DIVERSITY, EQUITY AND INCLUSION

Written by: Dr. David Grynspan, MD

Equity in UBC Pathology Governance and Care Distribution

David Grynspan, Clinical Assistant Professor, UBC | Vernon Jubilee Hospital

Racism in Medicine

This month the CMAJ journal is entitled “Racism in Medicine” with the byline “its time acknowledge and address racism in health institutions”. On page 11 (authors Dryden OS, Nnorom O) the journal states: “Systemic racism (also referred to as structural or institutionalized racism) refers to “the processes of racism that are embedded in laws, policies of society and its institutions that provide advantages to racial groups deemed as superior, while differentially oppressing , disadvantaging, or otherwise neglecting racial groups viewed as inferior”.

The pathology governance structure of many pathology academic centers and their impact on care delivery have two main characteristics: 1- Sub specialization and centralization and 2- Emphasis on technology. Underrepresented in the discourse is a consideration of the effect of this on rural and First Nation communities. While the academic tradition may be striving for greater excellent in the analytical part of lab output, the part that impacts communities most is the pre and post analytical: the availability, access to, and utilization of tests, and how the results get fed back to close the loop and improve health. It is established, that providing care to communities requires a participatory relationship with empowerment and self determinism. Establishing connections and trust has major impact on the pre-and post analytical value of any lab and ultimately far greater impact on quality than the very expensive proposition of improving analytical technology. The latter is important but the former is a moral (and rational) imperative. Outsourcing of lab services and sub-specialization are intrinsically in tension with the values of community empowerment and determinism. The movement away from General Pathology has moved lab care away from communities. Predicting which lab care model (how much general versus outsourced and specialized) , delivers best care to communities is difficult and controversial. But, what is clear, is that the first step has to be connection.

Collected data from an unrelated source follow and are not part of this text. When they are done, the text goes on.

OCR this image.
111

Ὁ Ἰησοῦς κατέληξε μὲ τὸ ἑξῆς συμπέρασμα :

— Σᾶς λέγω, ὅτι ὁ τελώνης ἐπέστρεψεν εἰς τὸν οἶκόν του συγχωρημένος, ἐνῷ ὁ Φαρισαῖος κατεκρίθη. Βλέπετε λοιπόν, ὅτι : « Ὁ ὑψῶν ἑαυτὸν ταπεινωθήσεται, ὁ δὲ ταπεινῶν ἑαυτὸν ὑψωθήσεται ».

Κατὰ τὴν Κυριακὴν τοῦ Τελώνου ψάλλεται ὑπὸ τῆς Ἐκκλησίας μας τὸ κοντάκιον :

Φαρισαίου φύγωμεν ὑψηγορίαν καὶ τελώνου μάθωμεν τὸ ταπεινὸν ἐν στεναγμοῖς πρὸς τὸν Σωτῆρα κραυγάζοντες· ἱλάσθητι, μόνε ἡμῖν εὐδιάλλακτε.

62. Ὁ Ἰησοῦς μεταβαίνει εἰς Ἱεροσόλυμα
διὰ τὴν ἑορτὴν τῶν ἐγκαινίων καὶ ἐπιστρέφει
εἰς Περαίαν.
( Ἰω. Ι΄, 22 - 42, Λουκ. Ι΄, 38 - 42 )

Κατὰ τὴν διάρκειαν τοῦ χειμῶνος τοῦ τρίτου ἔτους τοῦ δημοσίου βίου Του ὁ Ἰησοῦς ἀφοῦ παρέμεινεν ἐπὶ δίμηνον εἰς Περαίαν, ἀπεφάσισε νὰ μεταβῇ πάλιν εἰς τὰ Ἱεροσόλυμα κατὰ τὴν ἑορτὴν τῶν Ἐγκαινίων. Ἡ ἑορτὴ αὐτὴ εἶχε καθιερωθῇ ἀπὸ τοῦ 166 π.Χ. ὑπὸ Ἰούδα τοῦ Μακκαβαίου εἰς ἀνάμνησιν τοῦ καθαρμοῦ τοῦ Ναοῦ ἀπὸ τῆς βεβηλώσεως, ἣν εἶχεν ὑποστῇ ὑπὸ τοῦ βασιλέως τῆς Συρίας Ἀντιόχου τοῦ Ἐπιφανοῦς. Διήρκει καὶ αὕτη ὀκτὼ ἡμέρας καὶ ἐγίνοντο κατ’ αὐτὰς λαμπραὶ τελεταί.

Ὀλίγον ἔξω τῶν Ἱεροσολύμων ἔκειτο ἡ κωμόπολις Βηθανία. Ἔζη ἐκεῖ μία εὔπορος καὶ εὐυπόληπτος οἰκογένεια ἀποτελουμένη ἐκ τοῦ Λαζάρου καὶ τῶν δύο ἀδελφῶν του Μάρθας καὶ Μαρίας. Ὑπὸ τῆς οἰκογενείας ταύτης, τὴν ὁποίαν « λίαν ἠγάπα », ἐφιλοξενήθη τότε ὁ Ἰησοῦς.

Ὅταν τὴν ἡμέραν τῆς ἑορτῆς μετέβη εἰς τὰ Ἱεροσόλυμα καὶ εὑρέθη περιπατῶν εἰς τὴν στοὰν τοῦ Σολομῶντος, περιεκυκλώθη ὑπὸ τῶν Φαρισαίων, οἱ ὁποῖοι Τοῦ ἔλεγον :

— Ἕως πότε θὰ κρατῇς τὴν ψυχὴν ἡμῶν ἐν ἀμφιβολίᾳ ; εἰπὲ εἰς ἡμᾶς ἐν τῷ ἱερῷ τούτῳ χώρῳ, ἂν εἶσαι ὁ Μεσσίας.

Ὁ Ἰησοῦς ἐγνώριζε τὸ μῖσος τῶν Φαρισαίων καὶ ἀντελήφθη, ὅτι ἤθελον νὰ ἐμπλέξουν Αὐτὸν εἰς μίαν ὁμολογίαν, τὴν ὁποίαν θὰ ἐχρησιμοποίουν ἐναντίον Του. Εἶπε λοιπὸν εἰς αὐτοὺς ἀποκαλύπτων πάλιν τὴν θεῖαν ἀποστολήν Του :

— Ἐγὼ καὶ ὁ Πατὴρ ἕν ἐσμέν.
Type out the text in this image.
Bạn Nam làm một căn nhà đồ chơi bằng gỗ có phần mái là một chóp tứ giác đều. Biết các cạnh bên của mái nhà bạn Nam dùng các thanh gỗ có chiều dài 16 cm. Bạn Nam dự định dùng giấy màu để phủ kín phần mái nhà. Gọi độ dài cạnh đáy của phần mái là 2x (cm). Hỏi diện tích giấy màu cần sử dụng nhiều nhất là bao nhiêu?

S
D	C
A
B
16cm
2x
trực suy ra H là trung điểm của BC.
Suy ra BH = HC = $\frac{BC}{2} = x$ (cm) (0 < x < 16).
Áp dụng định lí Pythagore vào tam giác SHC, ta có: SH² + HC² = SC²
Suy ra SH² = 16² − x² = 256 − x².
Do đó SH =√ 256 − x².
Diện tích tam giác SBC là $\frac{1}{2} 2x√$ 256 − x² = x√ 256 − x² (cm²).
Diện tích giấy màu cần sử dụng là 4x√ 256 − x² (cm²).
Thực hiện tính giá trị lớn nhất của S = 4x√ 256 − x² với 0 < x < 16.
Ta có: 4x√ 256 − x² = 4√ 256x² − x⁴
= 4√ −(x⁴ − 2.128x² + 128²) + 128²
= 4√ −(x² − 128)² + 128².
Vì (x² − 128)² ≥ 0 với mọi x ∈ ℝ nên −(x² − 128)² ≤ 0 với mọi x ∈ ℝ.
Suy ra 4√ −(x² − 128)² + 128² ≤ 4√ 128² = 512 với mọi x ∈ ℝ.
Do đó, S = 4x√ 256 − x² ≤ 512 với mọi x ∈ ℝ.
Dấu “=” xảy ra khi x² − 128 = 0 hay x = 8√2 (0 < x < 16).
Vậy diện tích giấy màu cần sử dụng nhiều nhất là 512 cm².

inequality-related Gaps in Health Outcomes

UBC is a provincial university with a provincial mandate. British Columbia has tremendous geographic and demographic diversity. It is vital that we self examine and ask ourselves if the academy is applying its resources and capacity to benefit all people and places equally. The pandemic has brought the urgency of this consideration to a new peak. Pandemics exacerbate the impact of socioeconomic determinants on inequality-related gaps in health outcomes. We need to study things like accessibility, utility, and impact of testing in communities. We need to make ourselves more aware of peoples value systems and learn what they want for themselves and how to be good partners.

In accordance with the call of the CMAJ I think there are three things we can do:

  1. Look at the politics of our academic microcosm and ensure we are doing all we can to engender equity, diversity, and inclusivity in out own environment. That we invite a plurality of voices and give all an equal seat at the table. That our pedagogy is designed to cultivate all students and not serve as a filter. That out hiring practice does not have an informal blacklist structure that punishes people who voice honestly held critique. That our workplaces are respectful. That administrative power is used justly.
  2. Look at the impact of the academic structure on provincial lab care delivery models and ensure it is just and balanced. That it prioritizes the health and wellbeing of all. That it studies itself and agonizes over fair and equal care and strives to perfect this using the tools and talent of the academy. That connection, partnerships and lives saved, as a communal effort, are strived for and rewarded.
  3. Integrate more studies on socioeconomic indicators and social justice into our academic content and output.

Let us acknowledge and address racism in health institutions and learn and change.